Distorted picture
Friday, April 13, 2001
San Jose Mercury News

News media are very big on crime-by-kids stories -- at a time when violent juvenile crime is declining.

YOUTH hardly ever show up in our newspapers or on nightly newscasts, but when they do, they are overly linked to violence or crime.

In a stunning rebuke, a new study concludes that the media routinely botch reports on the crime rate, the proportion of violent crime and the proportion of crime committed by youth of color. All of this at a time when violent crime by juveniles has actually dipped.

The skewed lens has ruinous effects: It punctures media credibility and, equally damning, it perpetuates an inaccurate and unfair image of crime in America.
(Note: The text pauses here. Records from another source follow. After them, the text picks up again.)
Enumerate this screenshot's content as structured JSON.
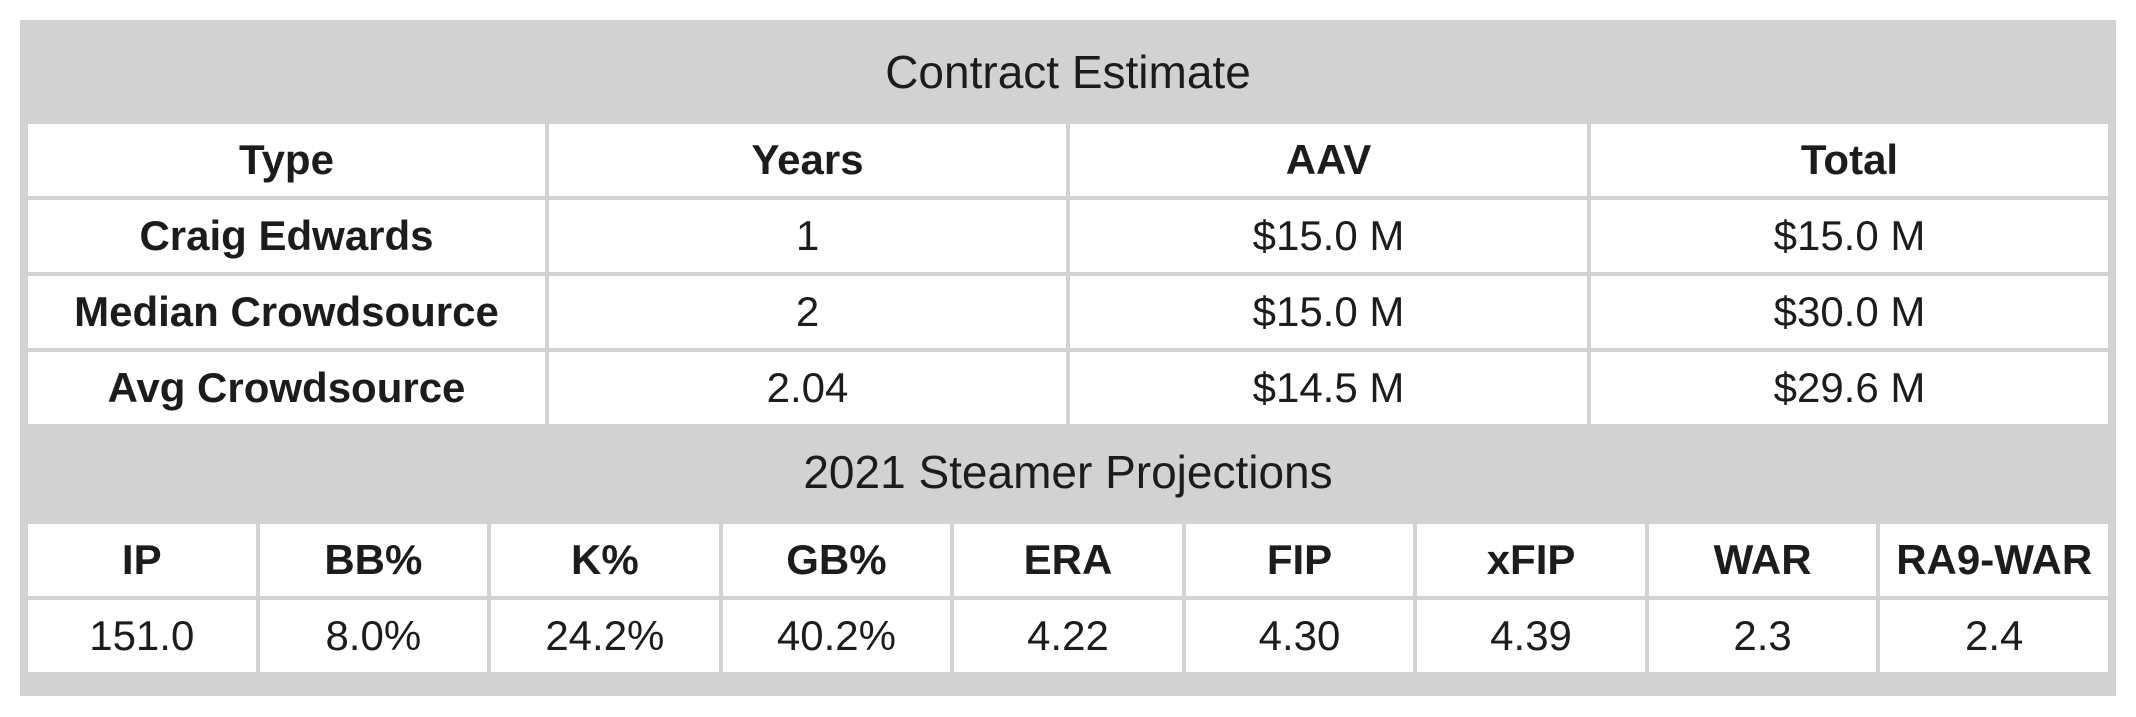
{
  "contract": {
    "title": "Contract Estimate",
    "headers": [
      "Type",
      "Years",
      "AAV",
      "Total"
    ],
    "rows": [
      [
        "Craig Edwards",
        "1",
        "$15.0 M",
        "$15.0 M"
      ],
      [
        "Median Crowdsource",
        "2",
        "$15.0 M",
        "$30.0 M"
      ],
      [
        "Avg Crowdsource",
        "2.04",
        "$14.5 M",
        "$29.6 M"
      ]
    ]
  },
  "projections": {
    "title": "2021 Steamer Projections",
    "headers": [
      "IP",
      "BB%",
      "K%",
      "GB%",
      "ERA",
      "FIP",
      "xFIP",
      "WAR",
      "RA9-WAR"
    ],
    "values": [
      "151.0",
      "8.0%",
      "24.2%",
      "40.2%",
      "4.22",
      "4.30",
      "4.39",
      "2.3",
      "2.4"
    ]
  }
}
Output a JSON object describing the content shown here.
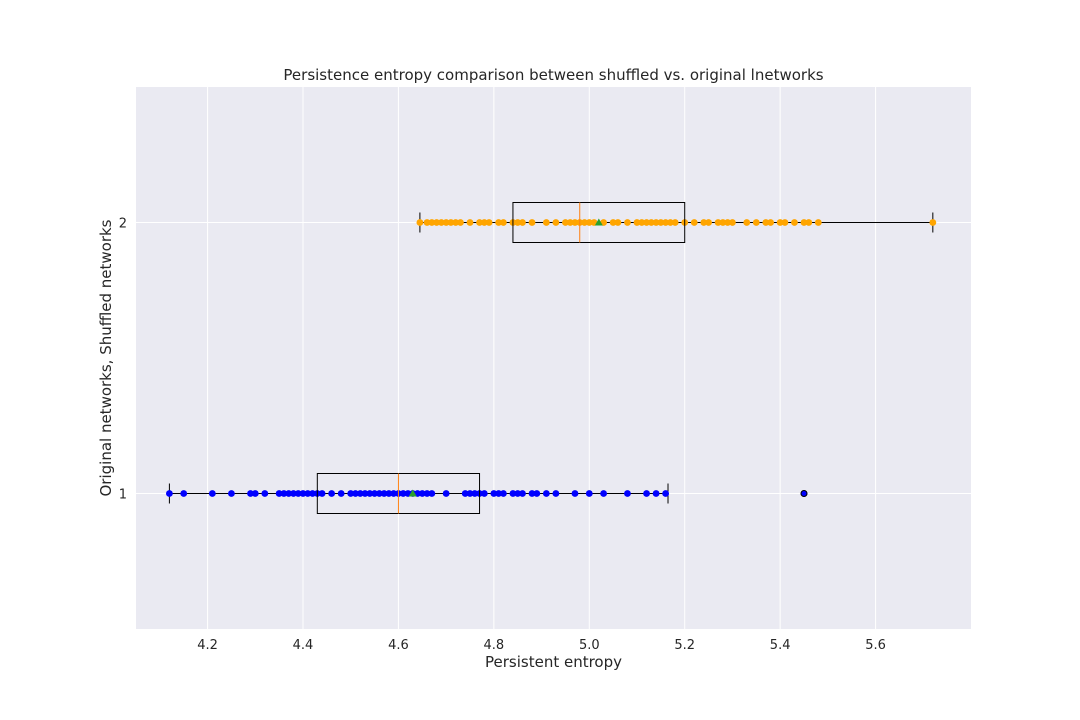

The Berkeley Media Studies project, "Off Balance: Youth, Race and Crime in the News," reviewed crime coverage in news outlets across the nation.

The study, commissioned by Building Blocks for Youth, a national juvenile advocacy group, found:

  • A California study showed one out of every two TV news stories concerning children or youth involved violence, but only 2 percent of young people in California were either victims or perpetrators of violence.
  • Homicide coverage on network news increased 473 percent from 1990 to 1998, while homicides decreased 32.9 percent during that time. While there was a 68 percent decline in homicides committed by youth from 1993 to 1999, 62 percent of the public still believed that youth crime was on the rise.
  • Three-fourths of the media studies on the race of perpetrators found that minorities were depicted substantially in excess of their rates of offending.

Regrettably, if news audiences are swallowing crime coverage at face value, disturbing assumptions will abound.

They are likely to suspect that most crime is extremely violent and that perpetrators are black or Latino and victims, white. If news audiences have little contact with young people, they are likely to think that youth are threats. This is in part because there are so few other representations of youth to the contrary, the study's authors conclude.

Small wonder, then, that the public believes youth crime is out of control and supports lock-'em-up justice policies based largely on media distortion.

In a profession that prides itself on "just the facts," news outlets have been remarkably inclined to report fiction, not to mention reinforce stereotypes.

Crime is a serious problem that demands news attention and political action. But our response is severely crippled -- often fostering bad policies -- when the press abdicates its basic responsibility to tell the truth.